Let $\mu_0 (dx)$ be the standard one-dimensional Cauchy distribution, i.e.
\begin{align} \mu_0 (dx) = \frac{1}{\pi} \frac{1}{1+x^2} dx. \end{align}
Suppose I fix $h \in [0, 1]$, and form a Markov chain $\{X_n\}_{n \geqslant 0}$ as follows:
- At step $n$, I sample $Y_n \sim \mu_0$.
- I then set $X_{n+1} = (1 - h) X_n + h Y_n$
It is not so hard to show that this chain admits $\mu_0$ as a stationary measure, as this essentially comes from the fact that Cauchy distribution is a stable distribution.

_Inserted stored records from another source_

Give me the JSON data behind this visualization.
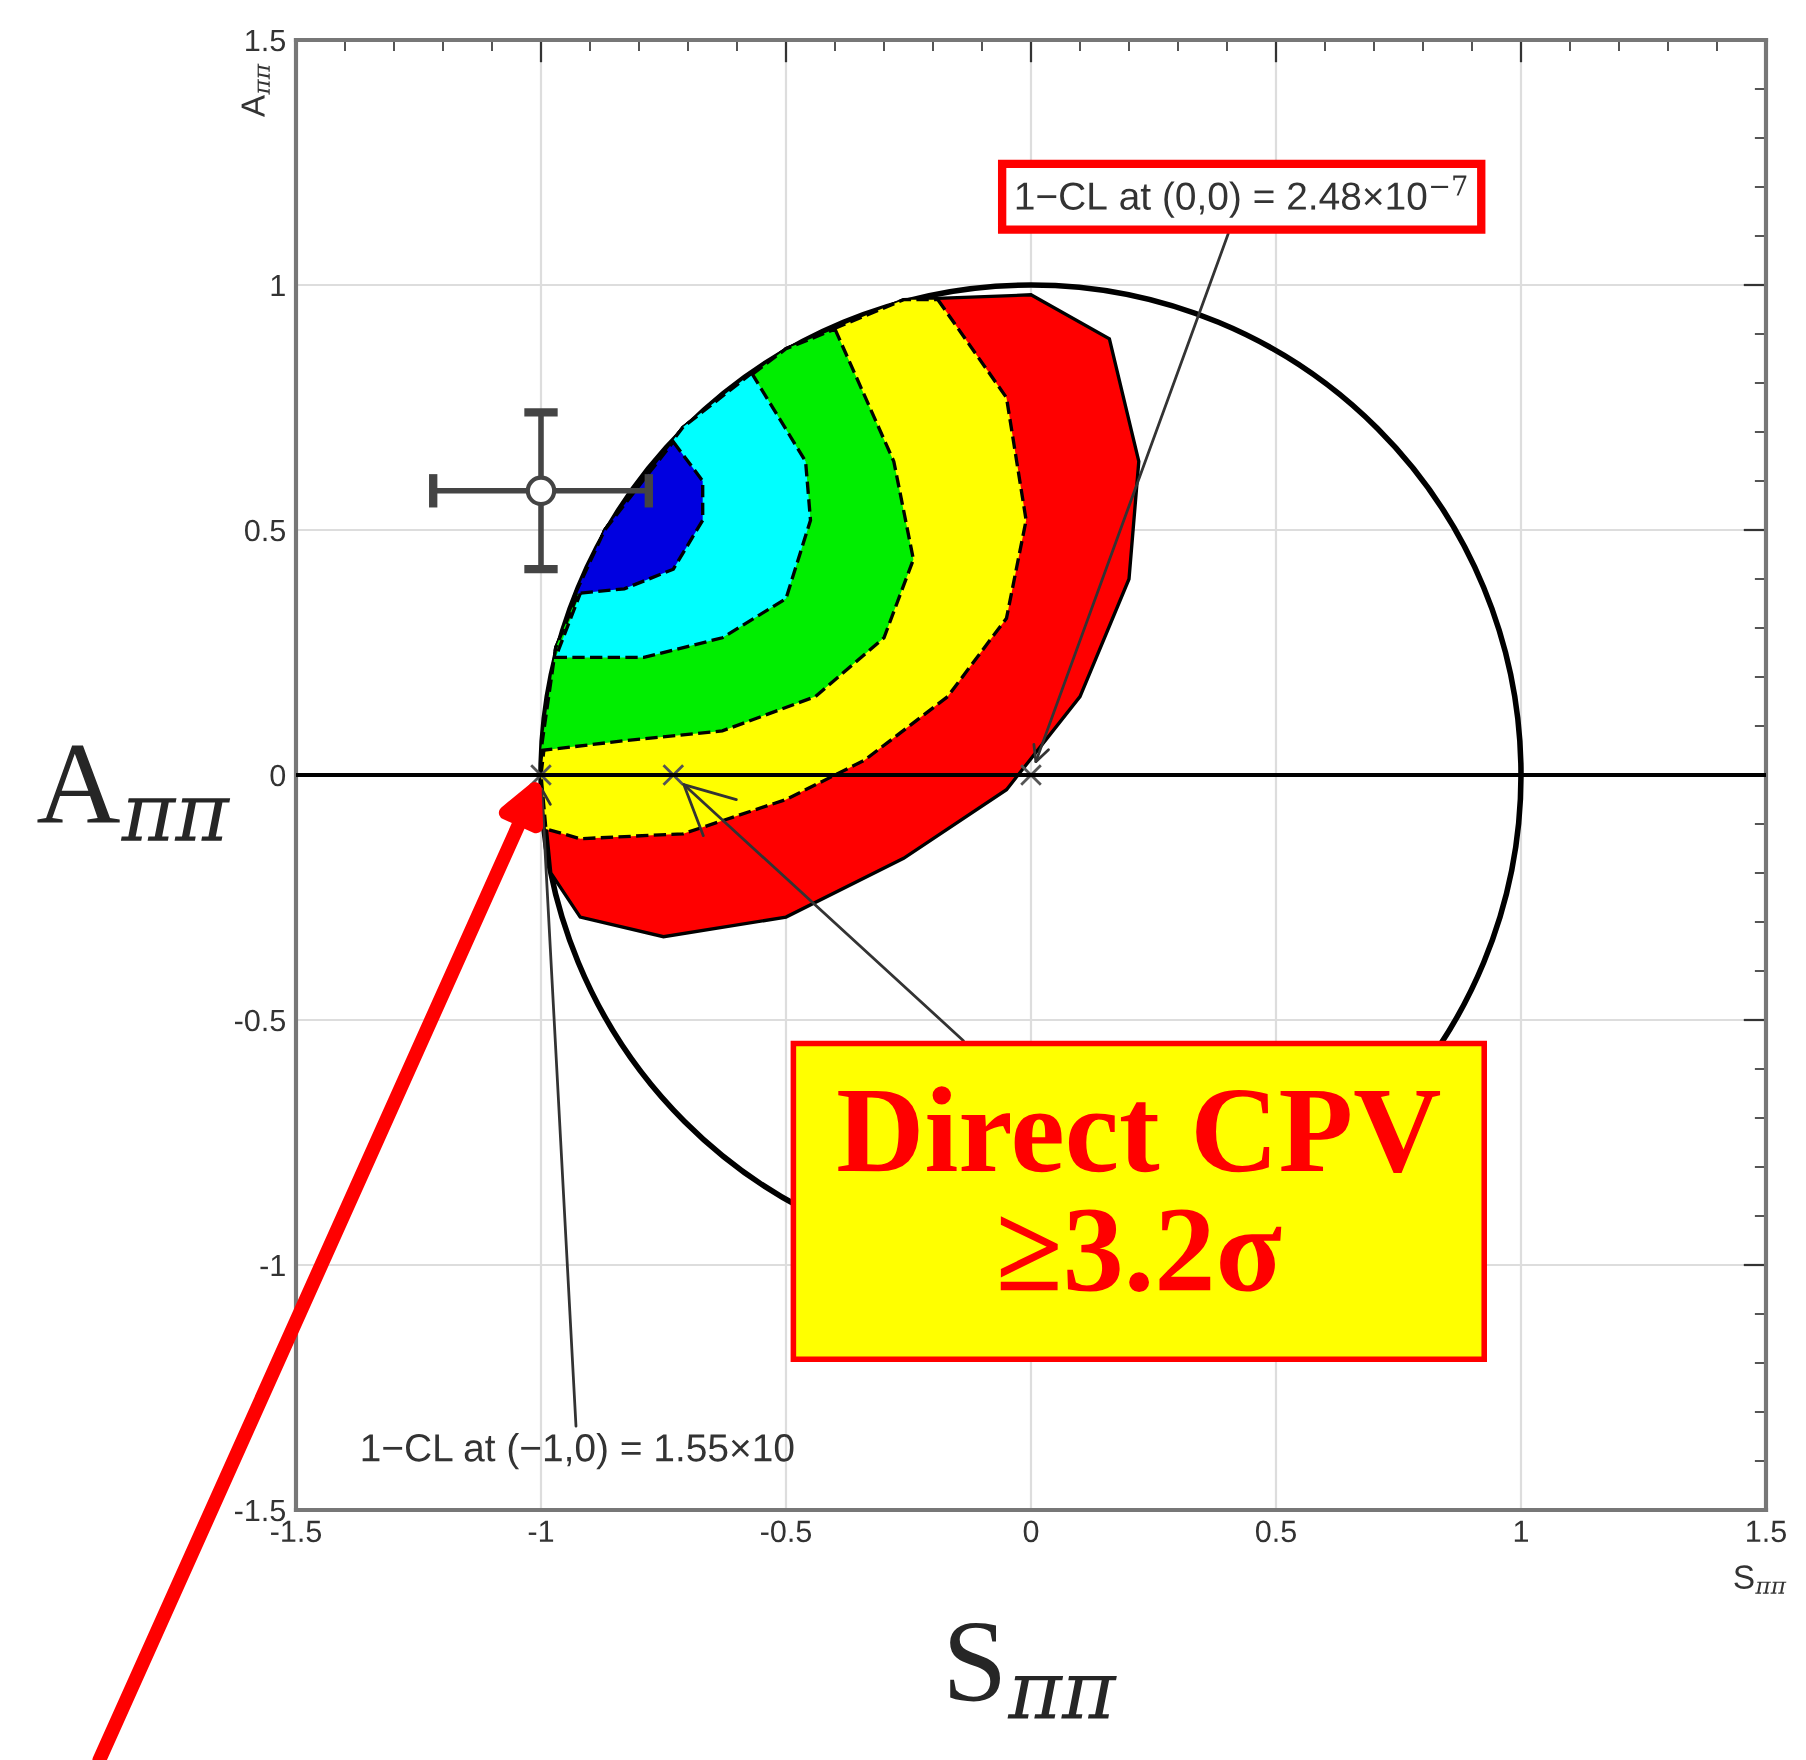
{
  "chart_data": {
    "type": "area",
    "xlabel": "S$_{ππ}$",
    "ylabel": "A$_{ππ}$",
    "xlim": [
      -1.5,
      1.5
    ],
    "ylim": [
      -1.5,
      1.5
    ],
    "xticks": [
      -1.5,
      -1,
      -0.5,
      0,
      0.5,
      1,
      1.5
    ],
    "yticks": [
      -1.5,
      -1,
      -0.5,
      0,
      0.5,
      1,
      1.5
    ],
    "grid": true,
    "series": [
      {
        "color": "#ff0000",
        "line_style": "solid",
        "x": [
          0,
          0.16,
          0.22,
          0.2,
          0.1,
          -0.05,
          -0.26,
          -0.5,
          -0.75,
          -0.92,
          -0.98,
          -1,
          -0.97,
          -0.87,
          -0.71,
          -0.5,
          -0.26
        ],
        "values": [
          0.98,
          0.89,
          0.64,
          0.4,
          0.16,
          -0.03,
          -0.17,
          -0.29,
          -0.33,
          -0.29,
          -0.2,
          0,
          0.26,
          0.5,
          0.71,
          0.87,
          0.97
        ]
      },
      {
        "color": "#ffff00",
        "line_style": "dashed",
        "x": [
          -0.19,
          -0.05,
          -0.01,
          -0.05,
          -0.17,
          -0.34,
          -0.5,
          -0.71,
          -0.92,
          -0.99,
          -1,
          -0.97,
          -0.87,
          -0.71,
          -0.5,
          -0.26
        ],
        "values": [
          0.97,
          0.77,
          0.52,
          0.32,
          0.16,
          0.03,
          -0.05,
          -0.12,
          -0.13,
          -0.11,
          0,
          0.26,
          0.5,
          0.71,
          0.87,
          0.97
        ]
      },
      {
        "color": "#00ee00",
        "line_style": "dashed",
        "x": [
          -0.4,
          -0.28,
          -0.24,
          -0.3,
          -0.44,
          -0.63,
          -0.83,
          -1,
          -0.97,
          -0.87,
          -0.71,
          -0.5
        ],
        "values": [
          0.91,
          0.64,
          0.44,
          0.28,
          0.16,
          0.09,
          0.07,
          0.05,
          0.26,
          0.5,
          0.71,
          0.87
        ]
      },
      {
        "color": "#00ffff",
        "line_style": "dashed",
        "x": [
          -0.57,
          -0.46,
          -0.45,
          -0.5,
          -0.63,
          -0.79,
          -0.97,
          -0.87,
          -0.71
        ],
        "values": [
          0.82,
          0.64,
          0.52,
          0.36,
          0.28,
          0.24,
          0.24,
          0.5,
          0.71
        ]
      },
      {
        "color": "#0000e0",
        "line_style": "dashed",
        "x": [
          -0.73,
          -0.67,
          -0.67,
          -0.73,
          -0.83,
          -0.93,
          -0.87
        ],
        "values": [
          0.68,
          0.6,
          0.52,
          0.42,
          0.38,
          0.37,
          0.5
        ]
      },
      {
        "type": "scatter",
        "color": "#555555",
        "marker": "cross",
        "x": [
          -1,
          -0.73,
          0
        ],
        "values": [
          0,
          0,
          0
        ]
      },
      {
        "type": "scatter",
        "color": "#444444",
        "marker": "circle",
        "x": [
          -1.0
        ],
        "values": [
          0.58
        ],
        "errors": [
          0.16
        ],
        "xerrors": [
          0.22
        ]
      }
    ],
    "ref_lines": [
      {
        "axis": "y",
        "value": 0,
        "color": "#000000"
      }
    ],
    "annotations": [
      {
        "text": "1−CL at (0,0) = 2.48×10$^{−7}$",
        "x": 0,
        "y": 0
      },
      {
        "text": "1−CL at (−1,0) = 1.55×10",
        "x": -1,
        "y": 0
      },
      {
        "text": "Direct CPV\n≥3.2σ",
        "x": -0.73,
        "y": 0
      },
      "A$_{ππ}$",
      "S$_{ππ}$"
    ]
  }
}
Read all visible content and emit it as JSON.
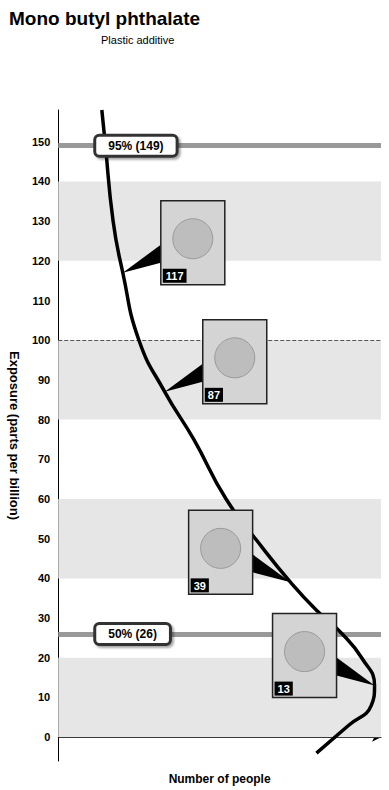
{
  "chart_data": {
    "type": "line",
    "title": "Mono butyl phthalate",
    "subtitle": "Plastic additive",
    "x_label": "Number of people",
    "y_label": "Exposure (parts per billion)",
    "x": [
      13.5,
      14.5,
      17,
      20,
      25,
      33,
      42,
      52,
      63,
      72,
      80,
      88,
      94,
      98,
      97,
      90,
      80
    ],
    "values": [
      158,
      150,
      130,
      117,
      100,
      87,
      75,
      60,
      48,
      39,
      32,
      26,
      20,
      13,
      8,
      3,
      -4
    ],
    "color": "#000000",
    "xlim": [
      0,
      100
    ],
    "xticks": [],
    "ylim": [
      -6,
      158
    ],
    "yticks": [
      0,
      10,
      20,
      30,
      40,
      50,
      60,
      70,
      80,
      90,
      100,
      110,
      120,
      130,
      140,
      150
    ],
    "tick_labels": "y",
    "grid": false,
    "bands": [
      [
        0,
        20
      ],
      [
        40,
        60
      ],
      [
        80,
        100
      ],
      [
        120,
        140
      ]
    ],
    "reference_lines": [
      {
        "value": 149,
        "label": "95% (149)",
        "line_style": "solid",
        "color": "#999999"
      },
      {
        "value": 100,
        "line_style": "dashed",
        "color": "#555555"
      },
      {
        "value": 26,
        "label": "50% (26)",
        "line_style": "solid",
        "color": "#999999"
      }
    ],
    "annotations": [
      {
        "value": 117,
        "x": 20
      },
      {
        "value": 87,
        "x": 33
      },
      {
        "value": 39,
        "x": 72
      },
      {
        "value": 13,
        "x": 98
      }
    ]
  }
}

What I'm interested in is the reversal of this Markov chain. More precisely, if the chain I describe above uses the Markov kernel $q (x \to dy)$, I want to understand the Markov kernel $r$ such that
\begin{align} \mu_0 (dx) q (x \to dy) = \mu_0 (dy) r (y \to dx). \end{align}
Fortunately, all of the quantities involved have densities with respect to Lebesgue measure, and as such, I can write down what $r (y \to dx)$ is:
\begin{align} r (y \to dx) = \frac{1 + y^2}{\pi} \frac{1}{1 + x^2} \frac{h}{ h^2 + (y - (1 - h) x)^2} dx. \end{align}
My question is then: is there a simple, elegant way to draw exact samples from $r$?
I would highlight that this is not a purely algorithmic question; I'd really like to understand what this reversal kernel $r$ is doing. A nice byproduct of that would then be that I could simulate from it easily.
For completeness, some of the `purely algorithmic' solutions I had considered were the following.
- I could try rejection sampling, and in principle this would work, but it wouldn't really give me insight into the nature of the Markov chain.
- I could try something like the inverse CDF method, but it seems to me that the CDF of $r$ is not particularly nice to work with. As such, I'd have to use e.g. Newton iterations to use this method, and I'd prefer to not have to do this.